Supply Chain Sustainability and Resilience. The pandemic saw unprecedented disruptions to global supply chains and underscored the blind spots in supply chain models geared towards maximizing efficiency at the expense of resilience. In the meantime, concern regarding sustainability, supplier diversity and transparency are gaining traction among consumers as well as investors. Companies looking to rebuild and strengthen their supply chains will need not only to ensure compliance, safety and reliability, but also explore how their supply chains can play an integral role in the company’s efforts to promote sustainability, equality and access.

New Expectations for “Active” Board Oversight. As investor and stakeholder scrutiny of ESG continues to accelerate, boards will also continue to face heightened expectations on their oversight of ESG. Management of ESG risks and opportunities, such as climate change, will often require companies to adopt a long-term strategic approach and investors are looking to boards to oversee the integration of ESG considerations into business strategy and to monitor progress and performance over time. At the same time, growing recognition of stakeholder interests means that boards may also need to play a more active role in overseeing stakeholder engagement and ensure such interests are appropriately accounted for in key business decisions for the benefit of the enterprise.
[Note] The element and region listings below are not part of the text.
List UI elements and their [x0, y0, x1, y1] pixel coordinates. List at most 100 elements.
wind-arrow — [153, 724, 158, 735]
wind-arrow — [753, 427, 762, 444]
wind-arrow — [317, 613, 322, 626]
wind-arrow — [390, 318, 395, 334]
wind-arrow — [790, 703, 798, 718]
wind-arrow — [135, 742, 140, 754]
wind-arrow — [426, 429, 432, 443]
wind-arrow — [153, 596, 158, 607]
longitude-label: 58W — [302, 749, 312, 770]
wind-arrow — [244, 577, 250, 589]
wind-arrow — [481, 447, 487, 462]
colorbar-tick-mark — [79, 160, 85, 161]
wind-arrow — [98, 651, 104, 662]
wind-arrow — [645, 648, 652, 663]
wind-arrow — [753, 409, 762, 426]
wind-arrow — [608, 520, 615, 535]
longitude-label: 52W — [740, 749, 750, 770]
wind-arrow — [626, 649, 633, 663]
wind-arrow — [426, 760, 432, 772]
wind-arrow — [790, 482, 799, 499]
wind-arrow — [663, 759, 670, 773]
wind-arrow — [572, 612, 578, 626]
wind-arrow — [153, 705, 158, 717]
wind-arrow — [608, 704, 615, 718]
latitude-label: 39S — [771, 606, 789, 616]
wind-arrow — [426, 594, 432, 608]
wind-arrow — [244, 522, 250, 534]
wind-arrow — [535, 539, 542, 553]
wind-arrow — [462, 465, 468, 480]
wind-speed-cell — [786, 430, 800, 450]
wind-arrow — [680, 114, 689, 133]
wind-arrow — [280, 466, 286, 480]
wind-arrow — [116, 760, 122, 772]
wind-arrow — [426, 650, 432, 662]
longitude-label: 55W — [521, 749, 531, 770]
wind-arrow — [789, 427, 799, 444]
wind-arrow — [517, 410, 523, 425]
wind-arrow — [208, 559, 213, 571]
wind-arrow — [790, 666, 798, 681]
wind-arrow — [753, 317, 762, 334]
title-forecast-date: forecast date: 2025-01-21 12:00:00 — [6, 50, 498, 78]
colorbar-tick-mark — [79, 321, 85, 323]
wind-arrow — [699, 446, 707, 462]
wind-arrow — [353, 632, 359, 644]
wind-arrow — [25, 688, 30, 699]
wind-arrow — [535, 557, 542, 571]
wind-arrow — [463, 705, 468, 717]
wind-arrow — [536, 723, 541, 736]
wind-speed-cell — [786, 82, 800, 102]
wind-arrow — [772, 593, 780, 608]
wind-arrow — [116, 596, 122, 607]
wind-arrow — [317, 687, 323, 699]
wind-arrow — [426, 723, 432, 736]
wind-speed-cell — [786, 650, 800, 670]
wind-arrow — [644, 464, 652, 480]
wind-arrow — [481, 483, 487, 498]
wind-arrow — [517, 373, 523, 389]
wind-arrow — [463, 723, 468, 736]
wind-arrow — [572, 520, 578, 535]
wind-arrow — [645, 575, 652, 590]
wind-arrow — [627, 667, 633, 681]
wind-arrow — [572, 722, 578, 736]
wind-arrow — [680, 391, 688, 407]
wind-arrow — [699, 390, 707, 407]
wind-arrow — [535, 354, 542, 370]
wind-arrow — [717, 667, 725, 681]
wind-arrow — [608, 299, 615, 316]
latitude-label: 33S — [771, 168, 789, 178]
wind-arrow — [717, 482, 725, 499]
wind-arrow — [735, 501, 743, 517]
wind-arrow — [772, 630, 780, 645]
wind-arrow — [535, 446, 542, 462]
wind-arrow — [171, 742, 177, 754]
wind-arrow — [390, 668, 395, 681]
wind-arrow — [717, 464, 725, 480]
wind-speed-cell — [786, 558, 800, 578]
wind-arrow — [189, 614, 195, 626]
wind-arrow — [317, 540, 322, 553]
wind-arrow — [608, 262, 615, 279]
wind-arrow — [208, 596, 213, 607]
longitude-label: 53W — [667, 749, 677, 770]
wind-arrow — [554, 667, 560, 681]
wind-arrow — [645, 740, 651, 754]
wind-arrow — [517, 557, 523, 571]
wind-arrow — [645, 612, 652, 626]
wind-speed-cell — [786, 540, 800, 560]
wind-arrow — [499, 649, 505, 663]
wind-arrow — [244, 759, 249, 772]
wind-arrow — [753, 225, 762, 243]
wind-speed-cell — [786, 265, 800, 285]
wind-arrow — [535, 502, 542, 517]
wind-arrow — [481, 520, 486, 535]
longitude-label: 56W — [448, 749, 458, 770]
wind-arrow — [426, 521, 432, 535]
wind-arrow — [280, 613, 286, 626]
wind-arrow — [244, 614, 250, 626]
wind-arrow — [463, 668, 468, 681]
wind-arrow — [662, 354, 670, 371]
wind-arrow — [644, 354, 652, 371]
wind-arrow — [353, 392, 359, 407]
Accelerating Disclosure and Moving to Assurance and Integration. In 2020, we saw significant strides in the push to create standardized and comparable ESG disclosures with five of the major ESG disclosure frameworks, including SASB and the Global Reporting Initiative (GRI), committing to creating a comprehensive corporate reporting system. With ESG reporting entering the mainstream and reporting standards beginning to converge, we expect companies that have yet to issue ESG reports to face increased investor pressure to do so, and for companies that have already made ESG disclosures, to continue to improve the scope, quality and comparability of their disclosures. Heading into 2021, we also anticipate a growing focus on how companies provide assurance and verification for their ESG data. Boards and management will need to decide the scope of any assurance conducted by third-party service providers, and how to ensure that internal reporting processes yield accurate and verifiable data.